Bleak picture: Imaging techniques show amyloid plaques in an Alzheimer-addled brain.

Tapping spinal fluid may yield early evidence of Alzheimer disease, years before clinical symptoms appear. Based on this premise, which is supported by increasing evidence, European scientists are pushing to use the test to distinguish the disease from other types of dementia and to help validate therapies.

The brain of an Alzheimer disease sufferer is marked by intracellular tangles composed of tau protein and abnormal extracellular clumps—or plaques—of beta-amyloid protein.

In recent years, scientists have tried to assess whether there is also a relationship between the amount of beta-amyloid in the spinal fluid, where it is more abundant than in other body fluids, and Alzheimer disease.

This suggests that the tests can detect preclinical disease. Anne Fagan, Washington University in St. Louis

Several studies have indicated that there is an inverse relationship between levels of the protein in the brain and in spinal fluid: the more beta-amyloid in the brain, the lower the levels in spinal fluid. Mouse models of the disease have shown a similar association (J. Neurosci. 21, 372–381; 2001 and J. Neurochem. 81, 229–236; 2002).
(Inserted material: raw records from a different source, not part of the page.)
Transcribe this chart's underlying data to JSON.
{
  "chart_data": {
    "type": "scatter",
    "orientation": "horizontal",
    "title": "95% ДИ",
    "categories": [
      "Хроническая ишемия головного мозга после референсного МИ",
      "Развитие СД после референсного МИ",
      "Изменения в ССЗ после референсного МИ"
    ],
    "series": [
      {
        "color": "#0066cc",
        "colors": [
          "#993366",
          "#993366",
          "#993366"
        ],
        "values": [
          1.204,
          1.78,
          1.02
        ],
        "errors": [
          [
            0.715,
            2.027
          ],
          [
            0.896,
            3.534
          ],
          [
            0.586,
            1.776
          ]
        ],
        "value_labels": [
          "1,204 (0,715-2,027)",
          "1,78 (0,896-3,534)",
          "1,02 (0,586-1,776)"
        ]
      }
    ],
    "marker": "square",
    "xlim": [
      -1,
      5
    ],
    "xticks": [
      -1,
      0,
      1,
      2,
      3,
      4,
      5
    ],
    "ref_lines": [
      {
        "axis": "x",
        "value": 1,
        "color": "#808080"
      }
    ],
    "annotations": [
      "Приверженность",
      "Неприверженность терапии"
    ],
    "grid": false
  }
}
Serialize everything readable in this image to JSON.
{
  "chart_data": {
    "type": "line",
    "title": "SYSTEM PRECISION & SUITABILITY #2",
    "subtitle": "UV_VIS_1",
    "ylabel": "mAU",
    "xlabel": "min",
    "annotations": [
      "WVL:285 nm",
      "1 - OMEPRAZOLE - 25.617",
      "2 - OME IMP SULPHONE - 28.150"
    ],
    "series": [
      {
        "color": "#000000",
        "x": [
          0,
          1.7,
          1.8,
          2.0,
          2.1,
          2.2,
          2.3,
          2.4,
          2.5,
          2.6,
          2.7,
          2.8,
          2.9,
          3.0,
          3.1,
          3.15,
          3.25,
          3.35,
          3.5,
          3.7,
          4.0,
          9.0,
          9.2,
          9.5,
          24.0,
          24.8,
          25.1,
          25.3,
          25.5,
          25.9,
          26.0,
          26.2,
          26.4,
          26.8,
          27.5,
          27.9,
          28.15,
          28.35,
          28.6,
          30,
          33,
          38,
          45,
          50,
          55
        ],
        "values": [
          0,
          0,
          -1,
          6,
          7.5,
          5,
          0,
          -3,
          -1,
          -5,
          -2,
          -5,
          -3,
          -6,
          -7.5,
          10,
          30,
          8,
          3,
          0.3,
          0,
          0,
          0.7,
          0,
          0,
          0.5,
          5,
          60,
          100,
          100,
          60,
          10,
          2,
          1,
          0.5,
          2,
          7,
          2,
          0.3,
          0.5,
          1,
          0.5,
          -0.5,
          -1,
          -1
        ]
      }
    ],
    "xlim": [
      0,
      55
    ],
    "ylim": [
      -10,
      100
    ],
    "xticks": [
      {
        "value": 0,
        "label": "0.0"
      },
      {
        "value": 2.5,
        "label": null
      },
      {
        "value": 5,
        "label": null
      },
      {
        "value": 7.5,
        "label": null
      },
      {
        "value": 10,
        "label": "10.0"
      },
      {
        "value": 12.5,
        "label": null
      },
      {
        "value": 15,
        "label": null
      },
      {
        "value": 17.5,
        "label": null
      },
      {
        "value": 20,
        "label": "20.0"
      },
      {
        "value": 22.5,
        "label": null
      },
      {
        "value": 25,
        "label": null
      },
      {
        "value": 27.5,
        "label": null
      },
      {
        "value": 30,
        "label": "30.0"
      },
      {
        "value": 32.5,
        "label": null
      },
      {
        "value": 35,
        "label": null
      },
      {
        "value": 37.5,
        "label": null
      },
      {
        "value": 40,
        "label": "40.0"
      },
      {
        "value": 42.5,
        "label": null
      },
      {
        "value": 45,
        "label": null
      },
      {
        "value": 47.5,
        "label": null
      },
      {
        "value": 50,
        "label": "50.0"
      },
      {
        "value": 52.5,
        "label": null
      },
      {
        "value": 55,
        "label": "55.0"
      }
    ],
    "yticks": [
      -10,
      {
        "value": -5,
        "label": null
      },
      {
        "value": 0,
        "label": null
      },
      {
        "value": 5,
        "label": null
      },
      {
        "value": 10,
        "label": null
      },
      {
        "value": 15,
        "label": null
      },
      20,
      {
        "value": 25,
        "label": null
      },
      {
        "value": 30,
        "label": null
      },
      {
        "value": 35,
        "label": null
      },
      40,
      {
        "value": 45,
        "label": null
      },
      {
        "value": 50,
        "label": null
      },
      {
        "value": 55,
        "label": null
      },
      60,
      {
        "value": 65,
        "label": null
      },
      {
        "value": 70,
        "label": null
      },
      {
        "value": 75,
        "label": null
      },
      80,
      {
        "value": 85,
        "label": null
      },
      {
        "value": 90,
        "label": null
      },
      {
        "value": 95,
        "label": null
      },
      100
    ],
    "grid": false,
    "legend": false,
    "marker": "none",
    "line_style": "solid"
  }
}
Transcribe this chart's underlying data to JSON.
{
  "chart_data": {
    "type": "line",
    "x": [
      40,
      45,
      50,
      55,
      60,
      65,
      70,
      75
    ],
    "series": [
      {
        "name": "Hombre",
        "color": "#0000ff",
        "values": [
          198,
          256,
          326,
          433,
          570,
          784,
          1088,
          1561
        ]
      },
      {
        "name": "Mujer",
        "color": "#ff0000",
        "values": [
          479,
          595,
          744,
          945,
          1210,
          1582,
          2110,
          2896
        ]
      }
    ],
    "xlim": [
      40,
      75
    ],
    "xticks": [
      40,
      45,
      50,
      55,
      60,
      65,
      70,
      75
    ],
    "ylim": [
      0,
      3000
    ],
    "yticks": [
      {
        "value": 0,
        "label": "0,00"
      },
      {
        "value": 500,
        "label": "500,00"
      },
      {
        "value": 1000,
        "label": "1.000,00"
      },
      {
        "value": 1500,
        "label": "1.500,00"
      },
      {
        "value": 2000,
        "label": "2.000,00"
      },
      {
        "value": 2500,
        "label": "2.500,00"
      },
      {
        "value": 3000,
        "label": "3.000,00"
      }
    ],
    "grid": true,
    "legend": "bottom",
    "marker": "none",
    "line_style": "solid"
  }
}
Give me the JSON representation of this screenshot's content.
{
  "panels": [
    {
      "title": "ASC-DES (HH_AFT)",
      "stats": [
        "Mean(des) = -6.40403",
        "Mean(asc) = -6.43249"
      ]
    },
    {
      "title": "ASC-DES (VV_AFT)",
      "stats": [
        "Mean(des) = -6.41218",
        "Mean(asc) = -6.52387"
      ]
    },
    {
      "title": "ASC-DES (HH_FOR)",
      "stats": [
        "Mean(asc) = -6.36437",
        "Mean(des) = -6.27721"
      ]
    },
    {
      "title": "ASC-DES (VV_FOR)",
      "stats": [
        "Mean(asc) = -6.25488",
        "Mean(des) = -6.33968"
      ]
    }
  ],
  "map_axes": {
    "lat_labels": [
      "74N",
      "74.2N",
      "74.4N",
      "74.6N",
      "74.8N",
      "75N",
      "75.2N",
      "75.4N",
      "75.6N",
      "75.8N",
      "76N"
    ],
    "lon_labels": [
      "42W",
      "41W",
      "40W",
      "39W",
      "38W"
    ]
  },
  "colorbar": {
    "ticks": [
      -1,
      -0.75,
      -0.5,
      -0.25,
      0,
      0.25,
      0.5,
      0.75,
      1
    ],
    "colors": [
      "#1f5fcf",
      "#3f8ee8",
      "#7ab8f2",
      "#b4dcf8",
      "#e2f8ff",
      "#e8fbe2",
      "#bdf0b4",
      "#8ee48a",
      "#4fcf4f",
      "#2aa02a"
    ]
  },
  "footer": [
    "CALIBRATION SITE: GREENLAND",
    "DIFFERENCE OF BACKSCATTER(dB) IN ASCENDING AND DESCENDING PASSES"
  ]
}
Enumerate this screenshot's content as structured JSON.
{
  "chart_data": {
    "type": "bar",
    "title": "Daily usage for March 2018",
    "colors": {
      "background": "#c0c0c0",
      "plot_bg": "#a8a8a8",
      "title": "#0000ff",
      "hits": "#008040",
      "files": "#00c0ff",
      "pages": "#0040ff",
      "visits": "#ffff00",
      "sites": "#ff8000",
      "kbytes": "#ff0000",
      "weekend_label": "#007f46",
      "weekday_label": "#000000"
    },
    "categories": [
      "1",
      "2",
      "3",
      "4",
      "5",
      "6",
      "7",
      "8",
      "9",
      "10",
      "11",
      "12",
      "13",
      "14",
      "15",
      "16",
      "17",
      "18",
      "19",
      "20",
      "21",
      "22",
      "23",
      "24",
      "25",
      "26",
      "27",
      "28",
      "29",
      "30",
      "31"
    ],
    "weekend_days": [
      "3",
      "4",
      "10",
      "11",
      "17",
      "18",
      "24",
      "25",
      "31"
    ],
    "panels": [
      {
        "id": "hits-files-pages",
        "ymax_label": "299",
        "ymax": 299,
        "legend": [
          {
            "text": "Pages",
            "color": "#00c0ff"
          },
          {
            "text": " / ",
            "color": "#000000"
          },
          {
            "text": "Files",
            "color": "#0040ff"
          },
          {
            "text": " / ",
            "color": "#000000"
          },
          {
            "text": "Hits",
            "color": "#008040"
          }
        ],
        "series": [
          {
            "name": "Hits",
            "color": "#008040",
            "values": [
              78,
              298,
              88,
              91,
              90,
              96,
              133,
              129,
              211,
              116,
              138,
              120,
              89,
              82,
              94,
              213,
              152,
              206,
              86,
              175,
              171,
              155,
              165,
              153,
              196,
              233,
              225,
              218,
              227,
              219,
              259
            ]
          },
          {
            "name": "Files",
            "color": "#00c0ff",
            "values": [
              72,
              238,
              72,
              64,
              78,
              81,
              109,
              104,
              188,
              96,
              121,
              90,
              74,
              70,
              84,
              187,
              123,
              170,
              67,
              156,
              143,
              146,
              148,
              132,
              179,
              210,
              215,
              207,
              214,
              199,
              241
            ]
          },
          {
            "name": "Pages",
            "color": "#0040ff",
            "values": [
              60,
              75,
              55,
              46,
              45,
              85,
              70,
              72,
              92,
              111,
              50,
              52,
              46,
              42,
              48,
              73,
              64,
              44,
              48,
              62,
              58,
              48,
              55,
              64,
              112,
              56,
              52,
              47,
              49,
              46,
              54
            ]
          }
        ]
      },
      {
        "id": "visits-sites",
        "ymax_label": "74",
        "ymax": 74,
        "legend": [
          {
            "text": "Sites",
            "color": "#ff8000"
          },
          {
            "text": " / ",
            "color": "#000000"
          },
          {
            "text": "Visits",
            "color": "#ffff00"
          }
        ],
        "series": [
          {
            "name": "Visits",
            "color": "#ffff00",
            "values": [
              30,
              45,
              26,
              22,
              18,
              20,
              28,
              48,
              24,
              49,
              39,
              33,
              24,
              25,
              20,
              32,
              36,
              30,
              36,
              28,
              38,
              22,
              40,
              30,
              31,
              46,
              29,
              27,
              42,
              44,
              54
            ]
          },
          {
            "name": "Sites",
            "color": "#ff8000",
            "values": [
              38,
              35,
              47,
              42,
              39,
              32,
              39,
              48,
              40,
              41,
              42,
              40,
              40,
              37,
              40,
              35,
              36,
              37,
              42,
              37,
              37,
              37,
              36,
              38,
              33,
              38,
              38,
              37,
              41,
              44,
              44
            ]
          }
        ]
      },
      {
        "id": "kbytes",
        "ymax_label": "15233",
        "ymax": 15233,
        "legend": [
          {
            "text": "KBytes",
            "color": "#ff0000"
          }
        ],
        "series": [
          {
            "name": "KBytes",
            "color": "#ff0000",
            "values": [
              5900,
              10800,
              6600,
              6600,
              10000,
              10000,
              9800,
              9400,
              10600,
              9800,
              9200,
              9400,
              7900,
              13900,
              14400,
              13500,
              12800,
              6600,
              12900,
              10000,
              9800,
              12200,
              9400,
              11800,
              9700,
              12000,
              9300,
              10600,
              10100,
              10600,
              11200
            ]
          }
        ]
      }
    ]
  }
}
The latest human study, published in December, is the first to confirm this relationship in living brains (Ann. Neurol. published online 21 December 2005, 10.1002/ana.20730). With only 24 individuals, the study, which used positron emission tomography, is small. But intriguingly, 3 study participants who had appeared normal—on tests that gauge memory, attention and problem-solving skills—also showed signs of the disease as gauged by the spinal test.

“That was compelling,” says lead investigator Anne Fagan, associate professor of neurology at Washington University in St. Louis. “It suggests that the tests can detect preclinical disease.”

Fagan's study builds on data from Europe linking levels of three key proteins in the spinal fluid to Alzheimer disease. In December, Swedish researchers showed that observed together, abnormal levels of the proteins beta-amyloid, tau and a phosphorylated version of tau can distinguish Alzheimer disease from other types of dementia with an accuracy of more than 90% (Exp. Neurol. 196, 273–281; 2005).

In the largest study yet to assess spinal fluid as a diagnostic tool for Alzheimer disease, researchers are analyzing samples from nearly 1,000 individuals with mild cognitive impairment and early dementias. Preliminary results confirm the Swedish findings, says lead researcher Jens Wiltfang.

The data also suggest that the biomarkers can pick up the disease up to five years before clinical Alzheimer symptoms appear. Catching the disease early could help slow the logjam of plaques and tangles in the brain. “Any therapeutic disease-modifying strategy is going to rely on early intervention,” says Wiltfang, a member of the German Competence Network Dementia, a consortium of 14 national universities launched in 2002 to develop diagnostic tools for Alzheimer disease.

The US National Institute on Aging—along with more than a dozen US federal and private-sector organizations—has also launched a five-year $60 million initiative to try and pinpoint early changes that lead to an Alzheimer-addled brain.

Without an effective way to track the disease, companies have found it challenging to prove that their drug can stall the disease, says Neil Buckholtz, chief of dementias at the institute. Spinal fluid tests could help drug development, he says, but “there needs to be more validation of these techniques and we need to follow larger numbers of people over time.”